Quels conseils peut-on donner sur le court, moyen et long terme à un pays simultanément suspendu de l’ITIE et enregistré sur la liste grise du GAFI ?

Sur le court terme :

1. Engagement immédiat : Le pays devrait manifester un engagement ferme à remédier aux lacunes qui ont conduit à sa suspension de l’ITIE et à son enregistrement sur la liste grise du GAFI. Cela pourrait se traduire par des déclarations publiques et des actions concrètes pour améliorer la transparence et renforcer les mesures de lutte contre le blanchiment d’argent et le financement du terrorisme dont le comité national a été mis sur pieds en octobre 2023 par notre président S.E.M. Paul BIYA et dont on attend toujours ses premières actions au regard de ses missions.

2. Dialogue avec les partenaires internationaux : Il est essentiel d’engager un dialogue ouvert avec les partenaires internationaux, y compris l’ITIE, le GAFI et d’autres organisations concernées, pour comprendre les attentes et les exigences spécifiques à remplir pour lever ces sanctions.

Sur le moyen terme :

3. Réforme législative et institutionnelle : Le pays devrait entreprendre des réformes législatives et institutionnelles pour renforcer ses cadres de gouvernance, de transparence et de conformité aux normes internationales. Cela peut inclure l’adoption de nouvelles lois, la mise en place d’institutions indépendantes de lutte contre la corruption, et le renforcement des capacités des organes de régulation financière. Exemple la signature du décret d’application de l’Article 66 de la constitution du Cameroun.

4. Renforcement des capacités : Investir dans le renforcement des capacités des fonctionnaires et des acteurs clés impliqués dans la gestion des ressources naturelles et la lutte contre le blanchiment d’argent peut aider le pays à se conformer aux normes internationales.

Sur le long terme :

5. Culture de transparence et responsabilité : Promouvoir une culture de transparence et de responsabilité au sein du gouvernement, du secteur privé et de la société civile est crucial pour éviter les récidives. Cela peut nécessiter des campagnes de sensibilisation, des programmes éducatifs et des incitations à la conformité aux normes internationales et nationales.
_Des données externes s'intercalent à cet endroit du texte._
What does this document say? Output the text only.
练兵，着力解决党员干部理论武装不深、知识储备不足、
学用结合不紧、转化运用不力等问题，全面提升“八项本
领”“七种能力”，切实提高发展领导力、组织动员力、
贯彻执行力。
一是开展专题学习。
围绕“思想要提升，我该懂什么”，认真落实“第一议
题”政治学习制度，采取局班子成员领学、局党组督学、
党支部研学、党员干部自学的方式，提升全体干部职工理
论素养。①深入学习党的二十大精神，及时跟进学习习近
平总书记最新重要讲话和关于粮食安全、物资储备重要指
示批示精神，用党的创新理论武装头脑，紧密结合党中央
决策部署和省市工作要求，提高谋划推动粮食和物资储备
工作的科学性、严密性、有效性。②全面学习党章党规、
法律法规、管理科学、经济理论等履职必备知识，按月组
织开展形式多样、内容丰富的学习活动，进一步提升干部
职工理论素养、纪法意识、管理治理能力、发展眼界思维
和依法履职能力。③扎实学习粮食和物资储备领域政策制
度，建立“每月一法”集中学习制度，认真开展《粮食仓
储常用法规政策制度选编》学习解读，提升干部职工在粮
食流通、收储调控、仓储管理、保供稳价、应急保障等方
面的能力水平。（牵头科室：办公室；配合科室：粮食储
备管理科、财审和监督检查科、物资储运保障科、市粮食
6. Collaboration internationale continue : Le pays devrait continuer à collaborer étroitement avec les organisations internationales, les partenaires bilatéraux et d’autres acteurs pour maintenir sa conformité aux normes de transparence et de lutte contre le blanchiment d’argent à long terme.
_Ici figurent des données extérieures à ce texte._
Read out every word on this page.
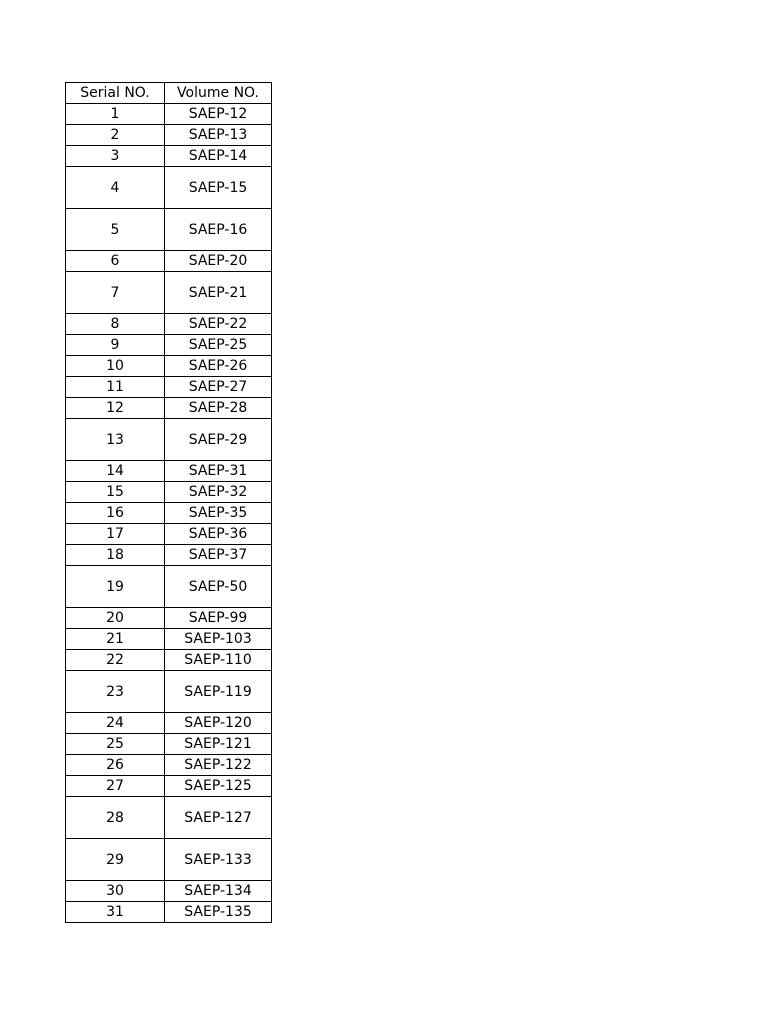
Serial NO.	Volume NO.
1	SAEP-12
2	SAEP-13
3	SAEP-14
4	SAEP-15
5	SAEP-16
6	SAEP-20
7	SAEP-21
8	SAEP-22
9	SAEP-25
10	SAEP-26
11	SAEP-27
12	SAEP-28
13	SAEP-29
14	SAEP-31
15	SAEP-32
16	SAEP-35
17	SAEP-36
18	SAEP-37
19	SAEP-50
20	SAEP-99
21	SAEP-103
22	SAEP-110
23	SAEP-119
24	SAEP-120
25	SAEP-121
26	SAEP-122
27	SAEP-125
28	SAEP-127
29	SAEP-133
30	SAEP-134
31	SAEP-135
Ces conseils visent à aider le pays à surmonter ses défis actuels tout en jetant les bases d’une gouvernance transparente, responsable et conforme aux normes internationales et nationales à l’avenir.

En plus des actions énumérées précédemment, il est important pour le pays de reconnaître l’importance de restaurer la confiance des investisseurs nationaux et internationaux. Cela pourrait impliquer des initiatives spécifiques telles que des audits indépendants, des rapports réguliers sur les progrès réalisés dans la mise en œuvre des réformes, et la démonstration d’un engagement continu en faveur de la transparence et de la bonne gouvernance.

Par ailleurs, il est essentiel que le pays collabore étroitement avec les parties prenantes internes, y compris le secteur privé et la société civile, pour garantir une approche inclusive dans la mise en œuvre des réformes. L’engagement de tous les acteurs concernés peut renforcer l’appropriation nationale des mesures prises et favoriser une culture de responsabilité partagée.

Enfin, il est crucial pour le pays de mettre en place des mécanismes de suivi et d’évaluation solides pour évaluer régulièrement les progrès accomplis dans la mise en œuvre des réformes. Cela permettra d’identifier les défis persistants et d’apporter les ajustements nécessaires pour assurer une conformité continue aux normes internationales.

En combinant ces éléments aux actions à court, moyen et long terme précédemment mentionnées, le pays peut progressivement restaurer sa réputation, renforcer sa position sur la scène internationale et créer un environnement propice à la croissance économique durable, sinon c’est le gouffre qui nous attend au regard des difficultés systémiques et structurelles ambiantes, autant le dire une crise économique. 

Par M. Ange NGANDJO (Banquier-Consultant), Mars 2024.